Toronto Math Forum

APM346--2020S => APM346--Lectures and Home Assignments => Chapter 2 => Topic started by: sara on February 18, 2020, 07:46:41 PM

Title: Section 2.6 Problem 2
Post by: sara on February 18, 2020, 07:46:41 PM

Edit: The question is about Problem 2 for "Problems to Section 2.5, 2.6" which you can find at: http://www.math.toronto.edu/ivrii/PDE-textbook/Chapter2/S2.6.P.html (http://www.math.toronto.edu/ivrii/PDE-textbook/Chapter2/S2.6.P.html)

I looked at the other post about this problem but I'm still confused about how to even begin solving it.

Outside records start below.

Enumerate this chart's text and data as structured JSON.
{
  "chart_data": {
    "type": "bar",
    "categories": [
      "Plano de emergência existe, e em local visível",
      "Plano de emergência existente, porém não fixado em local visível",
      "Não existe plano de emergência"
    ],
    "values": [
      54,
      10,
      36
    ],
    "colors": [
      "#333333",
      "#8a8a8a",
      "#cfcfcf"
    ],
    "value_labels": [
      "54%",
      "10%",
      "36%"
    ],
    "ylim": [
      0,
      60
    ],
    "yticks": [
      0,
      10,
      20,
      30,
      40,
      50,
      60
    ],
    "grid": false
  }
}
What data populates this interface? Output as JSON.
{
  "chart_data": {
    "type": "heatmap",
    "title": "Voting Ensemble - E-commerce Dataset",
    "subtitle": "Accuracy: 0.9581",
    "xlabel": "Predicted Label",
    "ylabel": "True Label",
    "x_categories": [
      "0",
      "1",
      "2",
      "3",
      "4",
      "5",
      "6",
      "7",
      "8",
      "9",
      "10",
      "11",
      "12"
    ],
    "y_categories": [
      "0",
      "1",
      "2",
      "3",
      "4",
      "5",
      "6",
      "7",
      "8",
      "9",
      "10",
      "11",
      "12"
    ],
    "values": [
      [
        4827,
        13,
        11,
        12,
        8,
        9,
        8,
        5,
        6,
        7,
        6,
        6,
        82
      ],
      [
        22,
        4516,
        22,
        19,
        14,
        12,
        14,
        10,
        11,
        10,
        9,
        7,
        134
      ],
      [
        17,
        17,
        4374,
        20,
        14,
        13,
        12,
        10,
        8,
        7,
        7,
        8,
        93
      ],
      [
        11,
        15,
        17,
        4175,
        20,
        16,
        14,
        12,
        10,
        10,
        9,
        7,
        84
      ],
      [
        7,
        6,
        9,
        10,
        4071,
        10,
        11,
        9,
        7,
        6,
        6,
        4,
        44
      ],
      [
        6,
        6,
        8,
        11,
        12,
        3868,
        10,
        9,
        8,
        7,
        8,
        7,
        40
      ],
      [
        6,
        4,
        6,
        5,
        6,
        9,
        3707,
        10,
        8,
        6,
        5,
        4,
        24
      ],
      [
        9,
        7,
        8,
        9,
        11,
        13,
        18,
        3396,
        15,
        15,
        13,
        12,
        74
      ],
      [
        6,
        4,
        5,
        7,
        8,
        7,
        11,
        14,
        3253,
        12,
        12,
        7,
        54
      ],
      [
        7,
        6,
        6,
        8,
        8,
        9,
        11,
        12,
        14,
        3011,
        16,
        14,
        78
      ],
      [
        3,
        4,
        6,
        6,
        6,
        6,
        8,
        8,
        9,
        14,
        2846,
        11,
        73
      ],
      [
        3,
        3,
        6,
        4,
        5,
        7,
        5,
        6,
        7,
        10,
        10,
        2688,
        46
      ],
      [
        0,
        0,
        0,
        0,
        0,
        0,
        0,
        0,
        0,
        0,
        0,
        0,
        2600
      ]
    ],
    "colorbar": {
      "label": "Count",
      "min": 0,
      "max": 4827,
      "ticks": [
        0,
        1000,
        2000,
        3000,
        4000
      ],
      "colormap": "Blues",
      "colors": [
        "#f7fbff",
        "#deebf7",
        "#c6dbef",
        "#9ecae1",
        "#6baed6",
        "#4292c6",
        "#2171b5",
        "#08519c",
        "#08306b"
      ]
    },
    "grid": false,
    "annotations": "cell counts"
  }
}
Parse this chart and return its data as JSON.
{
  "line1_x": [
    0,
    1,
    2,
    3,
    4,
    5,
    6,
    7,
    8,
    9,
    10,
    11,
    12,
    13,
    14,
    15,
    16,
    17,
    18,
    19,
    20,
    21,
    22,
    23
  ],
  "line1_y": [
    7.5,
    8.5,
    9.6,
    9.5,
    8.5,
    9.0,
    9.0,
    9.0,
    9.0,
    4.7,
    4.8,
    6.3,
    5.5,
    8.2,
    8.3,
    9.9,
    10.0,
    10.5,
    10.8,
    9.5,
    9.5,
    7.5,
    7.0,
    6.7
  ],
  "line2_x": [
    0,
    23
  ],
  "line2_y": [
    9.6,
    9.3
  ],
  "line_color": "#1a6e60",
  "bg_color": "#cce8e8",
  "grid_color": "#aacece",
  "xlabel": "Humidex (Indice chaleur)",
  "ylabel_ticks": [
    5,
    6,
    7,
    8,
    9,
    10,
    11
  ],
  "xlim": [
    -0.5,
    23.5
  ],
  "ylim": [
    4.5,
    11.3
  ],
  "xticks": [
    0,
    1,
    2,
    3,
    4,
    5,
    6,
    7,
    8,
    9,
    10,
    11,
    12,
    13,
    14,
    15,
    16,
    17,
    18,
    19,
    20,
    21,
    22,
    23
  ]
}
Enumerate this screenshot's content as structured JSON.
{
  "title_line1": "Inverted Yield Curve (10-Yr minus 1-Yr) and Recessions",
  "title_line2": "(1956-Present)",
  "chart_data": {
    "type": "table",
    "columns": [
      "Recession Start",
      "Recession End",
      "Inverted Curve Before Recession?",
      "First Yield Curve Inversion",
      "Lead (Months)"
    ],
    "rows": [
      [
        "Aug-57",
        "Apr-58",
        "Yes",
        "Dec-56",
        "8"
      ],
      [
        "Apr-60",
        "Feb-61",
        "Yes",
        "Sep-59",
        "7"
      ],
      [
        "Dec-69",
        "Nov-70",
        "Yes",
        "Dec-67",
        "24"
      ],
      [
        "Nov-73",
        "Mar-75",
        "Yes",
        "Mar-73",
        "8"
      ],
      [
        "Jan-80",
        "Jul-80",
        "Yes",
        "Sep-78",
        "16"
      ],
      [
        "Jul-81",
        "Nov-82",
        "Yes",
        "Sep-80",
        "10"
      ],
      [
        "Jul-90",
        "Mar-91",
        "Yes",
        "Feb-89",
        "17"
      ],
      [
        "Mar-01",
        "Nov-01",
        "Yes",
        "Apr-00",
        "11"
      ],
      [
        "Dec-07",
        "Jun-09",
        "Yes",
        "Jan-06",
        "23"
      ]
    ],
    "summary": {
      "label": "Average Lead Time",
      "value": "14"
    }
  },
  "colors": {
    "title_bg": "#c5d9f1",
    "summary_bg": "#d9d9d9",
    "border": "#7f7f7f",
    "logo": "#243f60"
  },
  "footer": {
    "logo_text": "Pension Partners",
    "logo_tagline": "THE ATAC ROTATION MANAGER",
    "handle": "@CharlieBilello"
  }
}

The problem says to solve for  $0<x<c_1t$ and $−c_2t<x<0$ separately, but we need $u$ or $u_x$ at $x=0$ for $t>0$. We have the limits at $x=0$, and I thought about using the formulas for Dirchlet or Neumann B.C., but I realized I couldn't use them since we have both conditions at $x=0$. So I thought of maybe combining the two to get a Robin B.C. but I'm not sure if that's right either. Any help would be appreciated.

Title: Re: Section 2.6 Problem 2
Post by: Victor Ivrii on February 19, 2020, 01:11:02 PM

Pst problem or provide a link to it